Time For Prevention That Works. 2/12/09
JOHANNESBURG, 2 December (PLUSNEWS) - An array of interventions aimed at slowing the rate of new HIV infections in Africa has been tried over the last two decades. Some were tested to see if they actually worked, but many were not.
In southern Africa "we were hit very quickly and very hard [by HIV/AIDS]," said Prof Geoff Setswe, chief research specialist in the Social Aspects of HIV/AIDS and Health at South Africa's Human Sciences Research Council (HSRC).
Prevention initiatives were developed and rolled out rapidly and often haphazardly. "We started doing anything we thought would help and said, 'We'll see later', so there was a lot of hit and miss."
Setswe was addressing delegates at the Social Aspects of HIV/AIDS Research Alliance (SAHARA) conference on 1 December in Johannesburg, South Africa, on the question of what constitutes evidence in the field of HIV prevention.
With the global economic crisis squeezing AIDS budgets, and a frustrating lack of progress in significantly reducing new HIV infections, donors and governments are under more pressure than ever to concentrate resources on prevention strategies that are known to work.
In science, the gold standard for demonstrating efficacy is randomized controlled clinical trials, with compared outcomes between one group that received an intervention and another that received a placebo. Such trials have been successfully used to provide strong evidence for bio-medical prevention strategies such as male circumcision and treatment to prevent mother-to-child transmission (PMTCT).
But clinical trials are not always appropriate for testing behavioural and social interventions, such as the ABC (Abstain, Be Faithful, Condomise) approach, or efforts to reduce multiple concurrent sexual partnerships.
Perhaps for this reason, no behavioural or social intervention has so far met the criteria for "best evidence", which Setswe defined as at least 80 percent effectiveness.
Counselling people living with HIV has been found to be 68 percent effective in reducing high-risk sexual behaviours, classified as "good evidence" by Setswe.
Other seemingly promising interventions, such as a microfinance programme in rural Limpopo Province that included raising awareness of gender-based violence and HIV education, failed to reduce new HIV infections.
Dr Olive Shisana, CEO of the HSRC, pointed out that even prevention strategies with a strong evidence base were not always implemented; funding and capacity limitations often created obstacles, as did social, cultural and political factors.
Despite compelling evidence that male circumcision reduces HIV infections among men, for example, South Africa has lagged behind other countries in the region in implementing a mass circumcision programme. "There are still people among us who say, 'We shouldn't implement because it's against our culture'," Shisana said.
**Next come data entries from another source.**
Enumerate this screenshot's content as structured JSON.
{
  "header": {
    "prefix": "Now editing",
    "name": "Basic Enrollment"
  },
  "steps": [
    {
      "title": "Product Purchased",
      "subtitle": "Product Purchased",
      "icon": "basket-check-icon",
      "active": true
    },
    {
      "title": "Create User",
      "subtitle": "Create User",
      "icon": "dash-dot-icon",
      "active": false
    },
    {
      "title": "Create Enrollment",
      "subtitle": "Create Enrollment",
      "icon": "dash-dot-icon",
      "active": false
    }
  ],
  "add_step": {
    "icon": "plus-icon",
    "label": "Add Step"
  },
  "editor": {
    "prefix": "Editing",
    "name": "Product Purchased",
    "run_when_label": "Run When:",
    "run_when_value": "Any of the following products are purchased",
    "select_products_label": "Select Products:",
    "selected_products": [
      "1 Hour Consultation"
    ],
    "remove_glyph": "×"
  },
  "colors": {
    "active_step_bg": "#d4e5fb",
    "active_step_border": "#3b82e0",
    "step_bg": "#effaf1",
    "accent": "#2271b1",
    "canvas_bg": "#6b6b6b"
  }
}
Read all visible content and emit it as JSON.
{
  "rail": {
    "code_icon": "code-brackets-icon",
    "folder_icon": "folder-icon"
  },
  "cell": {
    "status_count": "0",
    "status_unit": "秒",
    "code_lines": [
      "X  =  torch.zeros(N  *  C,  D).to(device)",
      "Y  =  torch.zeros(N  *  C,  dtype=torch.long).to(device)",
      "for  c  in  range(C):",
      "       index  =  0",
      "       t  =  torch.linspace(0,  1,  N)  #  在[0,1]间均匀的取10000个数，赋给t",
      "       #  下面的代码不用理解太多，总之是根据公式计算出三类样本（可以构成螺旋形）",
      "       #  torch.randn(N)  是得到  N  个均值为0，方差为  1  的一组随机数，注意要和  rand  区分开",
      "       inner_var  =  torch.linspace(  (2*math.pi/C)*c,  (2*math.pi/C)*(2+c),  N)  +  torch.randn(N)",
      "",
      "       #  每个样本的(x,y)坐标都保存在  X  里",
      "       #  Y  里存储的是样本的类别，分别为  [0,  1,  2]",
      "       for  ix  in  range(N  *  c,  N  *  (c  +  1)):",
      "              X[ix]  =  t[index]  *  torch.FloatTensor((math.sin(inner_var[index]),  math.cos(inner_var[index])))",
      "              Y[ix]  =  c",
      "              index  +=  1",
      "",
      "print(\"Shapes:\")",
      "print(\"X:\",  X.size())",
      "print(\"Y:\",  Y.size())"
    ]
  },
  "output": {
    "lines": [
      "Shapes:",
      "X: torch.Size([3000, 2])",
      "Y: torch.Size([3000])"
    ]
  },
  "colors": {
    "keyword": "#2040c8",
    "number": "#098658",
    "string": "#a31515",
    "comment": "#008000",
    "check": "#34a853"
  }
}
Donors also often do not base decisions to fund prevention efforts on successful outcomes: the United States, guided by a conservative religious ideology, funded many abstinence-only initiatives without any evidence that they reduced infection rates.
Meanwhile, programme managers are often forced to chase donor money rather than the evidence. As a result, said one delegate reacting to Setswe's presentation, programmes were sometimes changed to accommodate donor whims, creating a lack of consistency.
Dr Innocent Ntanganira, the World Health Organization's regional adviser on HIV prevention, commented that the time for small-scale, piecemeal interventions with little impact was over, and called for evidence-based, cost-effective interventions to be scaled up. "We know what works," he said. "We need to go to scale with national prevention programmes."